I literally laughed out loud when I realized that crying wouldn’t make me feel any better. That’s when I decided it was time to write about real life.

Because it’s okay to show the hard side of life on social media and to admit that we don’t always do it perfectly.

Expectations for a modern parent are so high, and there are so many things we are supposed to do, like:

• Have a successful career while being a great free-range, non-helicopter parent

• Throw Pinterest-worthy parties with homemade piñatas that look like Minions or Moana

• Attend other Pinterest-worthy parties

• Actually remember to bring gifts to those parties

• Keep a clean house

• Pay the bills and keep the family on a balanced budget

• Have a hobby that involves something more than wine or napping

• Do the laundry and iron things so your family actually has clean clothes

• Attend church in those ironed clothes

• Drink protein shakes and work out 3-5 times a week

• Volunteer

• Garden, and join a garden club, and attend the monthly meetings during your lunch break

• Sign up your kids for at least three extra-curricular activities a year, and coach at least one of them or be team mom

• Hand out juice boxes and orange slices after these activities

• Have informed political opinions

• Replace all cleaning products with non-GMO -HPA -BTC -RGU -TMP products that could be safely consumed by your baby, if your house was not already completely baby proofed

• Wear the latest fashion trends and full makeup at all times

• Attend hot yoga without sweating

• Enjoy every moment with your kids and take them to the zoo or some sort of festival every weekend to make memories

• Learn to be a minimalist

• Never get sick

• Always be on time

• Be more like Joanna Gaines in every way possible

• Not complain about any of the above

What I am trying to say is, don’t let what people post on social media get you down. Remember it isn’t real life. It is the highlight reel of everyone else’s lives. Never let it make you feel inadequate. Because you are an amazing mom for so many more reasons—

Even if your favorite TV show is Bachelor in Paradise and you were really upset when you thought it might actually be canceled this summer.

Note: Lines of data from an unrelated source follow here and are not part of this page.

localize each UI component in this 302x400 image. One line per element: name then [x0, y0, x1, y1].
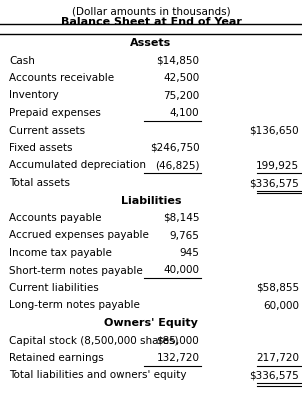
Text: Balance Sheet at End of Year: Balance Sheet at End of Year	[61, 17, 241, 27]
Text: $136,650: $136,650	[249, 126, 299, 136]
Text: Capital stock (8,500,000 shares): Capital stock (8,500,000 shares)	[9, 336, 178, 346]
Text: $58,855: $58,855	[256, 283, 299, 293]
Text: Long-term notes payable: Long-term notes payable	[9, 300, 140, 310]
Text: Accounts receivable: Accounts receivable	[9, 73, 114, 83]
Text: 75,200: 75,200	[163, 90, 199, 100]
Text: 4,100: 4,100	[170, 108, 199, 118]
Text: $336,575: $336,575	[249, 178, 299, 188]
Text: Owners' Equity: Owners' Equity	[104, 318, 198, 328]
Text: $85,000: $85,000	[156, 336, 199, 346]
Text: Income tax payable: Income tax payable	[9, 248, 112, 258]
Text: $8,145: $8,145	[163, 213, 199, 223]
Text: Total liabilities and owners' equity: Total liabilities and owners' equity	[9, 370, 187, 380]
Text: Accrued expenses payable: Accrued expenses payable	[9, 230, 149, 240]
Text: 40,000: 40,000	[163, 266, 199, 276]
Text: Liabilities: Liabilities	[121, 196, 181, 206]
Text: Prepaid expenses: Prepaid expenses	[9, 108, 101, 118]
Text: $14,850: $14,850	[156, 56, 199, 66]
Text: Accumulated depreciation: Accumulated depreciation	[9, 160, 146, 170]
Text: Inventory: Inventory	[9, 90, 59, 100]
Text: 132,720: 132,720	[156, 353, 199, 363]
Text: 217,720: 217,720	[256, 353, 299, 363]
Text: $246,750: $246,750	[150, 143, 199, 153]
Text: 199,925: 199,925	[256, 160, 299, 170]
Text: Cash: Cash	[9, 56, 35, 66]
Text: Assets: Assets	[130, 38, 172, 48]
Text: 945: 945	[179, 248, 199, 258]
Text: Current liabilities: Current liabilities	[9, 283, 99, 293]
Text: 60,000: 60,000	[263, 300, 299, 310]
Text: 9,765: 9,765	[169, 230, 199, 240]
Text: Accounts payable: Accounts payable	[9, 213, 101, 223]
Text: Retained earnings: Retained earnings	[9, 353, 104, 363]
Text: Fixed assets: Fixed assets	[9, 143, 72, 153]
Text: (46,825): (46,825)	[155, 160, 199, 170]
Text: 42,500: 42,500	[163, 73, 199, 83]
Text: Current assets: Current assets	[9, 126, 85, 136]
Text: $336,575: $336,575	[249, 370, 299, 380]
Text: Short-term notes payable: Short-term notes payable	[9, 266, 143, 276]
Text: Total assets: Total assets	[9, 178, 70, 188]
Text: (Dollar amounts in thousands): (Dollar amounts in thousands)	[72, 7, 230, 17]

Even if your house is not open-concept with a farmhouse sink and shiplap and a handmade kitchen table made by a man named Clint.

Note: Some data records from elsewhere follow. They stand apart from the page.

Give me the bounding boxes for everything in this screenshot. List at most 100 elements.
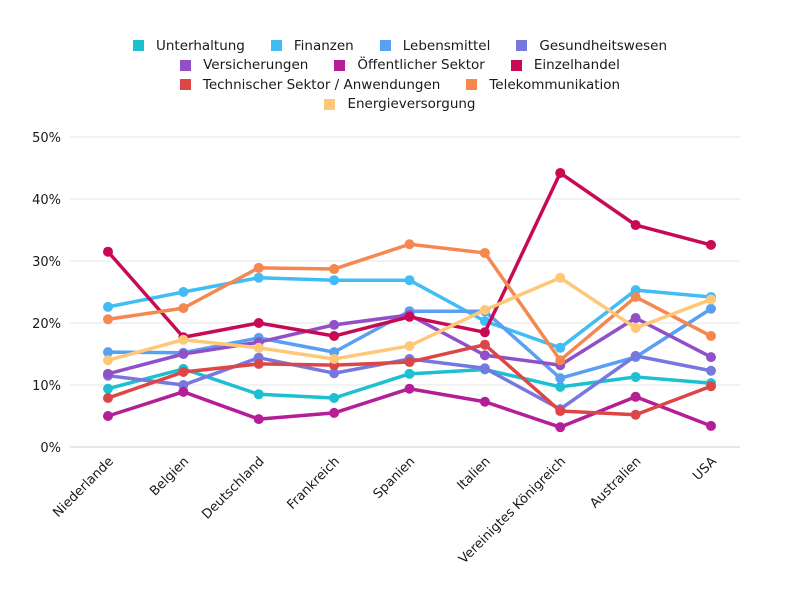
data-point[interactable] <box>253 262 264 273</box>
data-point[interactable] <box>103 411 113 421</box>
data-point[interactable] <box>253 358 264 369</box>
data-point[interactable] <box>555 406 566 417</box>
data-point[interactable] <box>555 272 566 283</box>
data-point[interactable] <box>253 318 264 328</box>
data-point[interactable] <box>178 386 189 397</box>
data-point[interactable] <box>178 349 189 359</box>
data-point[interactable] <box>103 383 113 394</box>
data-point[interactable] <box>706 420 716 431</box>
data-point[interactable] <box>329 264 340 275</box>
legend-label: Gesundheitswesen <box>539 37 668 54</box>
legend-item-energieversorgung[interactable]: Energieversorgung <box>324 96 476 112</box>
data-point[interactable] <box>103 246 113 257</box>
data-point[interactable] <box>630 313 641 324</box>
series-group <box>103 167 716 433</box>
series-technischer-sektor-anwendungen <box>103 339 716 420</box>
series-line <box>107 386 712 429</box>
data-point[interactable] <box>404 383 415 394</box>
legend-label: Technischer Sektor / Anwendungen <box>202 76 441 93</box>
data-point[interactable] <box>329 319 340 330</box>
data-point[interactable] <box>706 239 716 250</box>
data-point[interactable] <box>404 357 415 368</box>
data-point[interactable] <box>555 422 566 433</box>
data-point[interactable] <box>178 287 189 297</box>
legend-swatch <box>334 59 346 71</box>
data-point[interactable] <box>329 275 340 286</box>
data-point[interactable] <box>253 342 264 353</box>
series-einzelhandel <box>103 167 716 343</box>
series-energieversorgung <box>103 272 716 366</box>
legend-row: Unterhaltung Finanzen Lebensmittel Gesundhe… <box>0 36 800 56</box>
data-point[interactable] <box>103 368 113 379</box>
x-tick-label: Australien <box>587 454 644 511</box>
data-point[interactable] <box>479 327 490 338</box>
legend-item-technischer-sektor-anwendungen[interactable]: Technischer Sektor / Anwendungen <box>179 76 441 93</box>
data-point[interactable] <box>630 291 641 302</box>
data-point[interactable] <box>706 331 716 342</box>
chart-legend: Unterhaltung Finanzen Lebensmittel Gesundhe… <box>0 36 800 114</box>
x-tick-label: Deutschland <box>199 454 267 522</box>
data-point[interactable] <box>178 334 189 345</box>
data-point[interactable] <box>103 355 113 366</box>
data-point[interactable] <box>253 414 264 425</box>
legend-item-gesundheitswesen[interactable]: Gesundheitswesen <box>516 38 667 54</box>
data-point[interactable] <box>630 391 641 402</box>
data-point[interactable] <box>329 331 340 342</box>
data-point[interactable] <box>479 247 490 258</box>
data-point[interactable] <box>253 389 264 400</box>
data-point[interactable] <box>404 239 415 250</box>
data-point[interactable] <box>630 322 641 333</box>
legend-item-unterhaltung[interactable]: Unterhaltung <box>132 38 245 54</box>
y-axis: 0% 10% 20% 30% 40% 50% <box>32 131 61 456</box>
data-point[interactable] <box>630 220 641 231</box>
data-point[interactable] <box>404 368 415 379</box>
data-point[interactable] <box>630 350 641 361</box>
data-point[interactable] <box>329 368 340 379</box>
x-tick-label: USA <box>690 454 720 484</box>
data-point[interactable] <box>706 381 716 392</box>
data-point[interactable] <box>404 340 415 351</box>
data-point[interactable] <box>103 314 113 325</box>
x-axis: Niederlande Belgien Deutschland Frankreich S… <box>50 454 720 567</box>
legend-swatch <box>379 40 391 52</box>
data-point[interactable] <box>479 304 490 315</box>
data-point[interactable] <box>329 393 340 404</box>
data-point[interactable] <box>329 353 340 364</box>
legend-item-telekommunikation[interactable]: Telekommunikation <box>466 77 620 93</box>
data-point[interactable] <box>630 371 641 382</box>
y-tick-label: 0% <box>40 441 61 456</box>
data-point[interactable] <box>479 363 490 374</box>
data-point[interactable] <box>706 352 716 363</box>
data-point[interactable] <box>555 355 566 366</box>
data-point[interactable] <box>479 339 490 350</box>
data-point[interactable] <box>103 347 113 358</box>
legend-item-finanzen[interactable]: Finanzen <box>270 38 354 54</box>
x-tick-label: Italien <box>455 454 494 493</box>
legend-item-lebensmittel[interactable]: Lebensmittel <box>379 38 490 54</box>
legend-item-offentlicher-sektor[interactable]: Öffentlicher Sektor <box>334 57 485 73</box>
data-point[interactable] <box>404 311 415 322</box>
data-point[interactable] <box>555 373 566 384</box>
data-point[interactable] <box>706 294 716 305</box>
data-point[interactable] <box>329 407 340 418</box>
data-point[interactable] <box>706 303 716 314</box>
data-point[interactable] <box>404 275 415 286</box>
data-point[interactable] <box>253 272 264 283</box>
data-point[interactable] <box>479 396 490 407</box>
data-point[interactable] <box>479 350 490 361</box>
legend-label: Versicherungen <box>203 57 309 74</box>
legend-swatch <box>179 79 191 91</box>
data-point[interactable] <box>178 303 189 314</box>
data-point[interactable] <box>103 393 113 404</box>
data-point[interactable] <box>178 366 189 377</box>
data-point[interactable] <box>630 409 641 420</box>
legend-item-versicherungen[interactable]: Versicherungen <box>180 57 308 73</box>
data-point[interactable] <box>706 365 716 376</box>
data-point[interactable] <box>555 381 566 392</box>
x-tick-label: Belgien <box>147 454 192 499</box>
data-point[interactable] <box>555 167 566 178</box>
data-point[interactable] <box>103 301 113 312</box>
legend-item-einzelhandel[interactable]: Einzelhandel <box>510 57 620 73</box>
data-point[interactable] <box>555 342 566 353</box>
legend-label: Öffentlicher Sektor <box>357 57 485 74</box>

Even if you have never tried one craft you pinned on Pinterest.

Even if the last time you attended Pilates class was six years ago, and you fell off one of those really big stability balls you are supposed to sit on.

Even if you still clean your house with Windex and Lysol.

And to all the moms who are accomplishing any of the items listed above, you are rocking it. For real. I wish I could manage it all, but I can’t. And that’s okay. Because I’m doing the best I can, and I’m pretty proud of myself for it.